The movie rivals the recent Are You There, God? It’s Me, Margaret in its frequent references to menstruation, and like the young girl in the Judy Blume adaptation, Stacy also writes letters to God.
Stacy is more concerned with her forthcoming bat mitzvah than with her major infatuation on Josh (Dylan Hoffman, who is ideal for the character), the cutest kid at her Hebrew school, with whom she has had the most contact since he inadvertently struck her in the head with a soccer ball. Things worsen when she responds to a challenge by jumping into the water in front of him and their classmates, only to be embarrassed when her bloody tampon floats to the surface. (Don’t say I didn’t warn you). Then, horror of horrors, Josh ends up dating Lydia, sparking a seemingly irreparable schism between the two buddies and prompting Stacy to give the titular edict.
The subsequent issues play out pretty much as you’d anticipate, with Stacy’s supportive parents Renee (Idina Menzel, who had played Sandler’s wife in the distinct Uncut Gems) and Danny gazing on helplessly. Stacy eventually utilizes her adolescent wits to draw Josh away from Lydia, including working at the senior home where Josh’s grandmother lives and “accidentally” mailing him some suggestive images — only to get in major trouble when the two are spotted making out in the temple’s bimah. (If you don’t know what it is, like I said, it’s beneficial to be Jewish).
Patriarch Sandler, dressed predominantly in Hawaiian shirts and flow shorts, is barely mentioned in the film, giving the greatest amount of the limelight to his daughter, who delivers an endearingly amusing lead performance. As Stacy’s caustic elder sister Ronnie, Sadie is also hilarious, while Lorraine, as Stacy’s best friend, gives strong support.
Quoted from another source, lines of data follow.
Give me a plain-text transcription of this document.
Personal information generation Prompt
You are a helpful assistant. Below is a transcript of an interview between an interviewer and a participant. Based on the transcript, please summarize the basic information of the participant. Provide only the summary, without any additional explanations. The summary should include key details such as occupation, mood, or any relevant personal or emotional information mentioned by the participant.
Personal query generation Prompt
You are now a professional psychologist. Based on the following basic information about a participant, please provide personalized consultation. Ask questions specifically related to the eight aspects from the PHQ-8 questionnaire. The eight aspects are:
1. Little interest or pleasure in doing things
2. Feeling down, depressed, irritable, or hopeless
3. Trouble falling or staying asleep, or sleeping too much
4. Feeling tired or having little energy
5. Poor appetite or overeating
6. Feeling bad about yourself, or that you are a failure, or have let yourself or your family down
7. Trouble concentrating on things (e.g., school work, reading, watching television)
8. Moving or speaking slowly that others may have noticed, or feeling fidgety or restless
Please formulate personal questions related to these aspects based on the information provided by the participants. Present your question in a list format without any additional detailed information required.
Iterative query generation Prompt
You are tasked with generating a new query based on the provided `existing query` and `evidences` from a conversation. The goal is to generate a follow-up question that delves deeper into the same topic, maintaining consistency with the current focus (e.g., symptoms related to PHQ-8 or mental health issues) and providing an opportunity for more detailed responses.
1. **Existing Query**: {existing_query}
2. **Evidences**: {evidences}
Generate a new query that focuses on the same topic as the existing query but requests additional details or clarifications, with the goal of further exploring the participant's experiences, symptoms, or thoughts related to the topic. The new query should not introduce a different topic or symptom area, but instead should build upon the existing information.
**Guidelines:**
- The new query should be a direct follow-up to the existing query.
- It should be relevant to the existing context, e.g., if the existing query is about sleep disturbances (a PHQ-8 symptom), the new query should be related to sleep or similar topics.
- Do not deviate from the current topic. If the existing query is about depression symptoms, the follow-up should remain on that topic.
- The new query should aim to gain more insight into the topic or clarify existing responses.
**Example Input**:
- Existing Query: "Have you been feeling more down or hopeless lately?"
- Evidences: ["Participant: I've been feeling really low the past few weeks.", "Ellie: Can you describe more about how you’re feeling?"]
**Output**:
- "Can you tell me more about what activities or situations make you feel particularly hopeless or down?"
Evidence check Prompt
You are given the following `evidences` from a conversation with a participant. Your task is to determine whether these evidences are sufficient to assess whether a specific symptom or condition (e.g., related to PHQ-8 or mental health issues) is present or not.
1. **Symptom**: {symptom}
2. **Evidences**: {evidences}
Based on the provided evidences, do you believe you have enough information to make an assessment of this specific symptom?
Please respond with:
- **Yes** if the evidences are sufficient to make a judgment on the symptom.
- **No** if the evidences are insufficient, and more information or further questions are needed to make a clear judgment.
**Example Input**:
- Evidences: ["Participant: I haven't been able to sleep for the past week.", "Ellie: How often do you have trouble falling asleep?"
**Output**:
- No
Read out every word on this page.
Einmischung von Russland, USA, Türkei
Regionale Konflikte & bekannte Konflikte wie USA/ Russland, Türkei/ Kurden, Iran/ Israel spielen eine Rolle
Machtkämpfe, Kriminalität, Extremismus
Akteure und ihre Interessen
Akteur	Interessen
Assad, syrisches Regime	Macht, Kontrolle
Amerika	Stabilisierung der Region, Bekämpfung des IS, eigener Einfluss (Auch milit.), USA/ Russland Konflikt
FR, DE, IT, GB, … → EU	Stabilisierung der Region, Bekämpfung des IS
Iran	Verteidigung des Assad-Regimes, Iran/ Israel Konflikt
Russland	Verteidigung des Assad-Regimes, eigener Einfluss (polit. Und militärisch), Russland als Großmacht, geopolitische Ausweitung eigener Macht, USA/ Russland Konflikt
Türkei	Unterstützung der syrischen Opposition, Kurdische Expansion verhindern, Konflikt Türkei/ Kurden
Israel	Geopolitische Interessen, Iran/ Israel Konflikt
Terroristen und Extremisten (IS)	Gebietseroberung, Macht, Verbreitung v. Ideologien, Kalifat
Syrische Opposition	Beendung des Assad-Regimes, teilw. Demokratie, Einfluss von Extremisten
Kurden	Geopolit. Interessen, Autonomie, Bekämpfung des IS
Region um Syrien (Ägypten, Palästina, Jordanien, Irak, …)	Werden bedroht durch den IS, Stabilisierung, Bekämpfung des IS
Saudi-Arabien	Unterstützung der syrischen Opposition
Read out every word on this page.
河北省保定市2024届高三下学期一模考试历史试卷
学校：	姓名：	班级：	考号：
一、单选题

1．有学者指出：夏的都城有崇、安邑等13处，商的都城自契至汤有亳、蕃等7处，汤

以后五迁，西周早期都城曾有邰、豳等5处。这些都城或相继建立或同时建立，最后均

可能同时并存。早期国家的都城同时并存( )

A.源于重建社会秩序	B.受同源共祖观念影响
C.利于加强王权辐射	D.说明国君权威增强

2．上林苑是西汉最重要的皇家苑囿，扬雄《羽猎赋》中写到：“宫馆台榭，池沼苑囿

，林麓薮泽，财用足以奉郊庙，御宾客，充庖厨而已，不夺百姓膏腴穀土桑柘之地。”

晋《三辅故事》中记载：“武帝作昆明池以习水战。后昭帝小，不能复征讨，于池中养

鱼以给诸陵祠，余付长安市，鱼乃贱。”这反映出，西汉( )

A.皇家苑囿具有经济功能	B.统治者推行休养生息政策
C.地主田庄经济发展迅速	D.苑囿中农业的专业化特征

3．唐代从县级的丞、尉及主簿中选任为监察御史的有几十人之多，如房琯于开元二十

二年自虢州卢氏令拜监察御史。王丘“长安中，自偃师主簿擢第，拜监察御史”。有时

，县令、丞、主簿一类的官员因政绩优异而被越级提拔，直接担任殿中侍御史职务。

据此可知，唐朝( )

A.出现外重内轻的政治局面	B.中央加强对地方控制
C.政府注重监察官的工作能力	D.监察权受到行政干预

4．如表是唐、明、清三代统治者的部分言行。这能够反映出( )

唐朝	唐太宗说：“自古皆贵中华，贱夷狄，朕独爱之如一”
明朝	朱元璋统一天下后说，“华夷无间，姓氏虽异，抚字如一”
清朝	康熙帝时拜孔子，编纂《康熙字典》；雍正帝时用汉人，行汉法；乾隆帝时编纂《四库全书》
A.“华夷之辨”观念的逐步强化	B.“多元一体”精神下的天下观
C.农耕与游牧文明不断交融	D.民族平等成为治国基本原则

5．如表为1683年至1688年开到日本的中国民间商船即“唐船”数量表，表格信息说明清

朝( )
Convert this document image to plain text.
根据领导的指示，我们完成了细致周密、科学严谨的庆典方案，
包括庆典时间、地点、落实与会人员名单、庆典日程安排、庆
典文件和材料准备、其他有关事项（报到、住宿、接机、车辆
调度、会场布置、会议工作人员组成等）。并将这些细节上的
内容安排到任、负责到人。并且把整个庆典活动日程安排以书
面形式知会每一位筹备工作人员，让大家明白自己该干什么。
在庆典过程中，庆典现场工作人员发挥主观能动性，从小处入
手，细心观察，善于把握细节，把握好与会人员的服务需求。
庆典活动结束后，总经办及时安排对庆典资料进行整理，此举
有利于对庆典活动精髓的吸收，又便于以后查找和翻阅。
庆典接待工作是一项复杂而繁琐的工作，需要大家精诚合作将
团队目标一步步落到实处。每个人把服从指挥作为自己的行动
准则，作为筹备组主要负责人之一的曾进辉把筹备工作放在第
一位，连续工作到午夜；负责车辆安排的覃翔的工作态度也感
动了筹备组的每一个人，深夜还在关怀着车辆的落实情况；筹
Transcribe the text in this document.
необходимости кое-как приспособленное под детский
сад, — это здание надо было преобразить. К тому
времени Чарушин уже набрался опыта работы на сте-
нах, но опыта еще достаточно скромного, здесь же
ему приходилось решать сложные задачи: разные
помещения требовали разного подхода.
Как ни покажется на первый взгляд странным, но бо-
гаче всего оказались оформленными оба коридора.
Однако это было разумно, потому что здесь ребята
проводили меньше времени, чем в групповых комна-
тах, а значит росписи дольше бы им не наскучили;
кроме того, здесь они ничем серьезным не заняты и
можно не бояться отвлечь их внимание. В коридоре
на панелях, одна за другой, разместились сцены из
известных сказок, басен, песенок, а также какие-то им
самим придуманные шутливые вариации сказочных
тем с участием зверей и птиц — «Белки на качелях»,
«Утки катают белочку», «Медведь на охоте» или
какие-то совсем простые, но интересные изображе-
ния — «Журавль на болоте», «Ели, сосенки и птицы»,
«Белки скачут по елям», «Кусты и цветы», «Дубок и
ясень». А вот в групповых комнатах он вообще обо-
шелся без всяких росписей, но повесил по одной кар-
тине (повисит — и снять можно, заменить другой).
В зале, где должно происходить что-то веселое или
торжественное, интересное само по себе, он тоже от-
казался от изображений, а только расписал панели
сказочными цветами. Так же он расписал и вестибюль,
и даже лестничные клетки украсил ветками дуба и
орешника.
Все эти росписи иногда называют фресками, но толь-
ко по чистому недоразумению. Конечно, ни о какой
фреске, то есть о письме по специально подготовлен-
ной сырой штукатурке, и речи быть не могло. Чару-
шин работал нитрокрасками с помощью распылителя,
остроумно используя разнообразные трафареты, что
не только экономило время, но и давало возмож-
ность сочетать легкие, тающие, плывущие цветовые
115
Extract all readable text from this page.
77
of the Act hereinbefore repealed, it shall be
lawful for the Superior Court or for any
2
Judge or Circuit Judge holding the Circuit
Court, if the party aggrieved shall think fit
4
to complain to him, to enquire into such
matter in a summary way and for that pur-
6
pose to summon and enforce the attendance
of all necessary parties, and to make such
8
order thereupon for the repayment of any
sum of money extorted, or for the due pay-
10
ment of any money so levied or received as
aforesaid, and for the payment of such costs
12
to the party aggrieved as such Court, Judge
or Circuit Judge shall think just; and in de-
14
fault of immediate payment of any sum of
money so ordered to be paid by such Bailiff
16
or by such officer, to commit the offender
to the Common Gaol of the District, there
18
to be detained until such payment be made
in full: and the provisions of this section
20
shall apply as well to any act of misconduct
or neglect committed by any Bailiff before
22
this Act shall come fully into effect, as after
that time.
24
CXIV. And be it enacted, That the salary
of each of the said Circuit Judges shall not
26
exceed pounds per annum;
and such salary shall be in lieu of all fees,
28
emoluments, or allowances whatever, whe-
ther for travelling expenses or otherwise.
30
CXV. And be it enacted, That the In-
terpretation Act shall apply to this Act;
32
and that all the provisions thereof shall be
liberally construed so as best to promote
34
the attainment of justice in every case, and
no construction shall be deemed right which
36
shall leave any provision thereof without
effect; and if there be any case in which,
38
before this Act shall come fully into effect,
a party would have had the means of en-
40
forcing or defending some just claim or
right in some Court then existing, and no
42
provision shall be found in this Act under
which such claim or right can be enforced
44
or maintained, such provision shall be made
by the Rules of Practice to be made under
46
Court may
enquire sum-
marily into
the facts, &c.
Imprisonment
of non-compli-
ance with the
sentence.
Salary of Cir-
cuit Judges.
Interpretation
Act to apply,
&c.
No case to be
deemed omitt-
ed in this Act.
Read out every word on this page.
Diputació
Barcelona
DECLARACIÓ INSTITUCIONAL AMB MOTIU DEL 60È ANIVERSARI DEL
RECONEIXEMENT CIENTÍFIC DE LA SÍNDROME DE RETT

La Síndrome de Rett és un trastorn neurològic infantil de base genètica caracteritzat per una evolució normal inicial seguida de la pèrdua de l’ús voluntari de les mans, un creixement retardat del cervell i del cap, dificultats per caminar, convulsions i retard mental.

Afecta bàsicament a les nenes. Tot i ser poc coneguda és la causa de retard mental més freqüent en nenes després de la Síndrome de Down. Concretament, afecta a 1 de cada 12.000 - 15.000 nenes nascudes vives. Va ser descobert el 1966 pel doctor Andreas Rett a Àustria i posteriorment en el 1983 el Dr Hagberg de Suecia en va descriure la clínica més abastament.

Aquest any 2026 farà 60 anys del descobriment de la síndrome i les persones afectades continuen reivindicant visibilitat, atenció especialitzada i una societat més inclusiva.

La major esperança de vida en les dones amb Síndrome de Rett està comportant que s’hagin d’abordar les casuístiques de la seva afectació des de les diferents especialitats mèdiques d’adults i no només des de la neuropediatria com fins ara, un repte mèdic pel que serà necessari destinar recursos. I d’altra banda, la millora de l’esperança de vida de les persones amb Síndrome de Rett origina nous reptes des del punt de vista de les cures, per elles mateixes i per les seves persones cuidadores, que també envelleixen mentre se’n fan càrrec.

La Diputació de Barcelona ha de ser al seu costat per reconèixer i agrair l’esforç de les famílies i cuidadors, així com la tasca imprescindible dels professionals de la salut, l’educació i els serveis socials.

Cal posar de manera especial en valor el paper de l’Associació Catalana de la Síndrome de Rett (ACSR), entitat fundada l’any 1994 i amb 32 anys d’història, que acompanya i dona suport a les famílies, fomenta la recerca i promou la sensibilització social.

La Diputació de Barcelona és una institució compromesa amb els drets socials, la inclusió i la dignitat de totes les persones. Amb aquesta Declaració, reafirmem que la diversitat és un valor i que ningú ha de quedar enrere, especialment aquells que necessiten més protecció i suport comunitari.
Sarah Sherman, who plays a hipster rabbi who says things like “That’s why the hamantaschen crumbles,” dominates every scene she’s in, and it’s worth the cost of a netflix service just to hear supporting character Jackie Hoffman shout, “Shayna punim!”
As you might expect, the film leans heavily into its Jewishness, without trying to clarify every reference to “goy” audiences. (Obviously, He has never shied away from jokingly highlighting his Jewish roots, having produced one of his greatest successes with “The Chanukah Song.”)
I Were So Almost Welcome to My Bat Mitzvah, like many Sandler comedies (albeit this one is unique), has a few cringe-worthy gags. But, because to its well-observed, humorous depiction of adolescent girl anguish and a true tenderness at its heart, it remains genuinely appealing. And if the sweet finale doesn’t make you cry, you’ve definitely not had a pal like that.